DOCUMENTARIES
The documentation of musical performance, history, culture and personalities is one of the most powerful ways of connecting with the significant role of music in our lives and culture.
My documentary work is created through Rising Trunk Productions, a production company I established in 2012. Working with a team of videographers, location audio specialists, composers, editors and sound mixers, RTP has created compelling and award-winning documentary work.
Tracks : The Arizona Ear Worm Project
This 14-minute science documentary examines The Arizona Ear Worm Project, a one-year, interdisciplinary research which I created and led. During the 2014-15 academic year, the project utilized a unique collaborative approach to examine Ear Worms, also known as Involuntary Musical Imagery, in which a musical song or phrase becomes “stuck” in the mind for moments, hours or days at a time. Some 91 percent of people experience “ear worms” on a regular basis. The project team members included me and University of Arizona faculty members in Music Theory, and Speech, Language and Hearing Sciences. The documentary film was produced in collaboration with Arizona Public Media Production Services.
You Have Sweet Ears
This 51-minute audio documentary grew out of my extended field research into West African music in the summer of 2004. As part of my Bachelor of Fine Arts degree in Ethnomusicology, Anthropology and Media Arts, I had a two-month field research experience in the West Africa, including time in the nations of Ghana, Burkina Faso, Mali and Senegal. I captured some twenty hours of audio during the experience – including sounds of musical events, vibrant markets, and interviews with many my fellow students, our guides, and our West African teachers. A resulting 51-minute audio documentary, “You Have Sweet Ears”, was submitted as my Honors Thesis for a Fine Arts Studies degree in the University of Arizona College of Fine arts. My field research and documentation also received First Place award in Visual and Performing Arts in the U of Arizona’s Graduate and Professional Student Showcase.

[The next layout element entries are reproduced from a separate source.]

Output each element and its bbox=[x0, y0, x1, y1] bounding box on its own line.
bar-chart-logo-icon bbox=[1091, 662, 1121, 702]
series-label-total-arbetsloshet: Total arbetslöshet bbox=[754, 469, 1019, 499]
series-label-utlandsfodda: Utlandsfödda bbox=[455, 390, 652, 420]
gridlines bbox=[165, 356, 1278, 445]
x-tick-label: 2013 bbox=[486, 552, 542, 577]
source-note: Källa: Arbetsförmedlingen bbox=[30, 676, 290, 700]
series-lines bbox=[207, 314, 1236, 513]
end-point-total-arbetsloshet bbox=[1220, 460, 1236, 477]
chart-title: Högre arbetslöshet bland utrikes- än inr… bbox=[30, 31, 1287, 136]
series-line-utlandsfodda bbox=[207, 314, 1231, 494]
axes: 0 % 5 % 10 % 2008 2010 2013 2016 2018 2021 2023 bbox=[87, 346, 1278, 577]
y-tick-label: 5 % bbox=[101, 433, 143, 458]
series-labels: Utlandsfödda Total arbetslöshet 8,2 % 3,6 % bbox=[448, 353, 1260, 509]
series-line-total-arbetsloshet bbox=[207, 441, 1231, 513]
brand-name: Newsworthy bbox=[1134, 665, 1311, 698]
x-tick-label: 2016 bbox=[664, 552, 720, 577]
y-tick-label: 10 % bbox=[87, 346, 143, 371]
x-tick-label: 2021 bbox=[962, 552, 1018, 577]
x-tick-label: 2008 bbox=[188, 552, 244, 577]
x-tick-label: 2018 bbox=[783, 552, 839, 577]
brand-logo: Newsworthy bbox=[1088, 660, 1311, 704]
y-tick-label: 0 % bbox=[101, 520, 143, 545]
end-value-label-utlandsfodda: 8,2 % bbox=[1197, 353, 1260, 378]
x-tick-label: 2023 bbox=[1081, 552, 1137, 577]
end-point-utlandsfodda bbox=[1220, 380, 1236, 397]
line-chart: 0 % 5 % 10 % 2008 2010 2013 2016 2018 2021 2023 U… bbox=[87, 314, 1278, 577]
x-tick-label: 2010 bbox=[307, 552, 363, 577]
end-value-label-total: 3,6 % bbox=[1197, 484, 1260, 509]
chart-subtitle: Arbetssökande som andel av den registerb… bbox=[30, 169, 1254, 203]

Field recordist, editor, producer: Dan Kruse
Audio mix: Wiley Ross
Advisor, ethnomusicological consultant: Prof. Janet Sturman
Listen to the first track of the CD
ZOOM! Tucson’s Late-‘50s Rock ‘n’ Roll Record Label
This 33-minute documentary, completed in 2013, tells the endearing story of Burt Schneider and Ray Lindstrom, who established their own tiny recording label, Zoom Records, in Tucson, AZ in early 1959.
The film, which includes revelatory interviews with the label’s founders and with noted music historians and recording industry professional, is a moving testament to the power of music to change lives in positive ways; it also documents the musical and technological culture that surrounded the growing popular music recording industry of the “Rock ‘n’ Roll” era in America. The film has been accepted into three prestigious film festivals since its release, and was honored with the “Best of Arizona” award at the 2013 Arizona International Film Festival.
A trailer for the film is below; the full-length documentary can be seen here.
Producer/director/editor – Dan Kruse
Director of Photography/Colorist – Bob Demers
Original music – Skye van Durren
Location audio – Kyle Wilson, Sarah Talbot-Haynes
Musicological consultant – Dr. Brian Moon
Audio mix – Wiley Ross
“ZOOM! brings to life a remarkable story just waiting to be told. The film is sure to find an eager audience among musicians, recording studio pros, music lovers and just about anybody who knows or cares about the regional rock scene.” – Mia Schnaible, Director of Marketing and Development, Arizona International Film Festival
“Dan Kruse’s engaging film cleverly leads the viewer through a serious study of how the founders of this independent record label lived the dream and furthered the ideals of America’s formative rock ‘n’ roll era…a story that will resonate with a new generation of technological and musical pioneers.” – Dr. Janet Sturman, professor of Ethnomusicology, University of Arizona School of Music
Greg Silverman: “Sacred Service”
This 19-minute video examines the musicological significance of a noted choral work, Darius Milhaud’s “Sacred Service” through the eyes of doctoral conducting student Greg Silverman. With footage from Greg’s lecture recital at the University of Arizona’s Holsclaw Hall in the spring of 2013, we learn of the musical, musicological and spiritual significance of Milhaud’s masterpiece. Through insightful interview comments, Greg reflects not only on the choral work, but also on his uniquely penetrating manner of working with an accomplished choral ensemble to bring forth the power of the work.
Producer/director/editor: Dan Kruse
Videographer: Bob Demers
Location audio: Gary Ray
“Dan Kruse produced Sacred Service with passion, dedication, and excellence. In our collaborations, he showed sensitivity to my vision while at the same time contributing creative ideas that helped promote the overall message of the project. I feel that the final product captured the essence of what we wanted to communicate, and we’ve had a great response so far!”
—Dr. Greg Silverman, President, Greg Silverman Ministries, Inc.